Housing

The Big Issue responds to the 'broken promises' on starter homes

The National Audit Office found that the 2015 Conservative pledge to build 200,000 new starter homes with £2.3 billion funding has turned up nothing

Empty Homes

The failure to build starter homes despite “broken promises and empty pledges” is a sign of why we need to think about the impacts on future generations, says Big Issue Foundation CEO Stephen Robertson.

In the run up to the 2015 general election, the Conservatives pledged to build 200,000 new starter homes and set aside £2.3bn for the project.

The National Audit Office (NAO) dug into just how many homes had come from that investment and the results they released today were damning: not one has been built so far.

The Westminster watchdog found that the cash had since been spent on acquiring and preparing brownfield sites for housing generally, but only a portion of that has been used for affordable housing.

We need to act today to prevent the problems of tomorrow

Robertson, the CEO of our charitable arm, insisted that the findings show a need to move beyond “populist short-termism” to truly tackle the housing crisis and end homelessness.

Broken promises and empty pledges litter our political landscape,” he said. “The serious shortage of affordable homes and high rents are proven causes of homelessness. The Government’s 2015 manifesto commitment to build 200,000 ‘starter homes’ for first-time buyers under the age of 40, if enacted, would have been contributing now to a longer-term reduction in the number of people who do not have a meaningful place to call home. Instead zero of these new ‘starter homes’ have been delivered.

“It is time for politicians to break free from populist short-termism and follow the lead set out in John Bird’s ‘Future Generations Bill’; we need to act today to prevent the problems of tomorrow.
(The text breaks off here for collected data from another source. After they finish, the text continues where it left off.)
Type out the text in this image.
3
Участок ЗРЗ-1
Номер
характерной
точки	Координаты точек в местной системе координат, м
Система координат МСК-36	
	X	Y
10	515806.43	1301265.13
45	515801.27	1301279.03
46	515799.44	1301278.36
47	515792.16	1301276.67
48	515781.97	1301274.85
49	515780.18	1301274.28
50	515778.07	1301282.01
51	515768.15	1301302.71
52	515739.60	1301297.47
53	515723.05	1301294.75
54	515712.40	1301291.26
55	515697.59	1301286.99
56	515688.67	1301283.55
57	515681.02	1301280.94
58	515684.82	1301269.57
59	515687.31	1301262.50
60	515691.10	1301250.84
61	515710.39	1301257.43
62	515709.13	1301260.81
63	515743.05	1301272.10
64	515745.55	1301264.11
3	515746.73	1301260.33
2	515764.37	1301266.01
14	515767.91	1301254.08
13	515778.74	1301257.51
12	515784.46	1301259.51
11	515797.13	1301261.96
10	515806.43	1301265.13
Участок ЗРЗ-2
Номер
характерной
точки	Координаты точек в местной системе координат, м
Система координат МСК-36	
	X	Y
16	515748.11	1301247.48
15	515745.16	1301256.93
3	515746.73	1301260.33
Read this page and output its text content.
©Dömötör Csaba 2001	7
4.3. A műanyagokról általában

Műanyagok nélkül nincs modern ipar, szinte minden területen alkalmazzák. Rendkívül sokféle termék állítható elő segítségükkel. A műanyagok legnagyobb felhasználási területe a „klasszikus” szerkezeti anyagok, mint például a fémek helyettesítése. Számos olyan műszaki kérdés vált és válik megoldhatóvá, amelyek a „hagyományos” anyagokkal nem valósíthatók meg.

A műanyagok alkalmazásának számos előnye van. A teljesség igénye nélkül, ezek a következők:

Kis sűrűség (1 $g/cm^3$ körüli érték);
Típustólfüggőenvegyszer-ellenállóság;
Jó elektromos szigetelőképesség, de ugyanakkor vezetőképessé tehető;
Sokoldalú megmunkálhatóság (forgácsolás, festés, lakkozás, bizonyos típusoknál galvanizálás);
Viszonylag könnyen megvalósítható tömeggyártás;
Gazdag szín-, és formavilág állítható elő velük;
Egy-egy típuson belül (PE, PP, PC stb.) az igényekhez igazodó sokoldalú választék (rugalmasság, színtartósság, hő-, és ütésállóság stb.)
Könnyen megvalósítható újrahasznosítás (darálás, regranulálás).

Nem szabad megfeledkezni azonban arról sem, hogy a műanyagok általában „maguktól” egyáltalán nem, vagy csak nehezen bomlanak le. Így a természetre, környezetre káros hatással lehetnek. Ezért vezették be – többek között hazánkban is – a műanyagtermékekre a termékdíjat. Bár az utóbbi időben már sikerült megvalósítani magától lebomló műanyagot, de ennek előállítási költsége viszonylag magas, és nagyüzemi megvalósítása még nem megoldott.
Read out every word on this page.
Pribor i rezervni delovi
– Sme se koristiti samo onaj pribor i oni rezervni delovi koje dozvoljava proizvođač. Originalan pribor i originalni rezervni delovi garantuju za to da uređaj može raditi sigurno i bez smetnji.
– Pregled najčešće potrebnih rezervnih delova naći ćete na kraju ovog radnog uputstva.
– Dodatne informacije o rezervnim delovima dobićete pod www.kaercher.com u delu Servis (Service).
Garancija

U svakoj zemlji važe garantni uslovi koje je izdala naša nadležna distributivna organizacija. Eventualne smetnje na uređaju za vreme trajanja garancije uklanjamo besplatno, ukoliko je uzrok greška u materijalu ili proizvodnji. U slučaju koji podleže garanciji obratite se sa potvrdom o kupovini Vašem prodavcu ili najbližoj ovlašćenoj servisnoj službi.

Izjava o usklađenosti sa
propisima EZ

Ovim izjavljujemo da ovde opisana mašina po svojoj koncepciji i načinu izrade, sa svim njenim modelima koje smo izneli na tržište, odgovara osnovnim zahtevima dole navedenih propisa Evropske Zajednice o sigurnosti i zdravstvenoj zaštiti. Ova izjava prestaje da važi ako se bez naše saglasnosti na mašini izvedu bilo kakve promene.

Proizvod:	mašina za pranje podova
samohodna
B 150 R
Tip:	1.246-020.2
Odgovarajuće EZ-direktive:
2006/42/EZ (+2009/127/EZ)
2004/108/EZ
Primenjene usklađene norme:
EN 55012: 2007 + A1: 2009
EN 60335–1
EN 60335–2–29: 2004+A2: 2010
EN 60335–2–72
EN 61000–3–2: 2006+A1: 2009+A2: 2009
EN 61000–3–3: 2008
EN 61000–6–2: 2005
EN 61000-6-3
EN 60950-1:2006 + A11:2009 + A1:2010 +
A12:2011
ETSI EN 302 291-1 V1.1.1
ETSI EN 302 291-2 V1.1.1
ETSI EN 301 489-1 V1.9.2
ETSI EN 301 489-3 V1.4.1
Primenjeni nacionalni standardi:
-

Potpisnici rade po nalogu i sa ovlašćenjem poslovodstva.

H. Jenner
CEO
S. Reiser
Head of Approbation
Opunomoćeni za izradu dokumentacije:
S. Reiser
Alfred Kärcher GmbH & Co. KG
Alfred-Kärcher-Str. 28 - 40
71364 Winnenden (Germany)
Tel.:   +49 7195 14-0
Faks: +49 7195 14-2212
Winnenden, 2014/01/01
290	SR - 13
And that starts with building the homes that are so desperately needed.”

It is conceded by the NAO that some developers may have built and sold homes that conform the starter home specifications – but legally they cannot be marketed as such because the legislation required to do so never came into force.

Even though the Housing and Planning Act (2016) received royal assent in May 2016, the secondary legislation has yet to come into force and had been pencilled in to do so this year.

But the regulations have not been introduced into parliament yet and, with the current parliamentary pre-election upheaval, there is little sign of it.

And, in fact, the government no longer has a budget dedicated to the delivery of starter homes, instead the funding earmarked for them was reallocated in the 2017 Autumn Budget, packed into the £9bn Shared Ownership and Affordable Homes programme.

There was a shift in targets, with MHCLG helping 200,000 households into home ownership through starter homes, shared ownership, Right to Buy and Help to Buy as opposed to just starter homes – with the policy effectively dead.

In that time, MHCLG spent £174m preparing sites for starter homes but did not build any homes.

Meanwhile, the UK remains trapped in a housing crisis with just 6,434 social rent homes delivered last year while 21,500 homes were lost through sales, conversions and demolitions, according to Shelter research released today.

News of the NAO’s investigation was slammed as a “total failure” by Labour’s Shadow Housing Secretary John Healey while an MHCLG spokesperson responded by saying: “We are committed to building more homes and supporting people in home ownership”.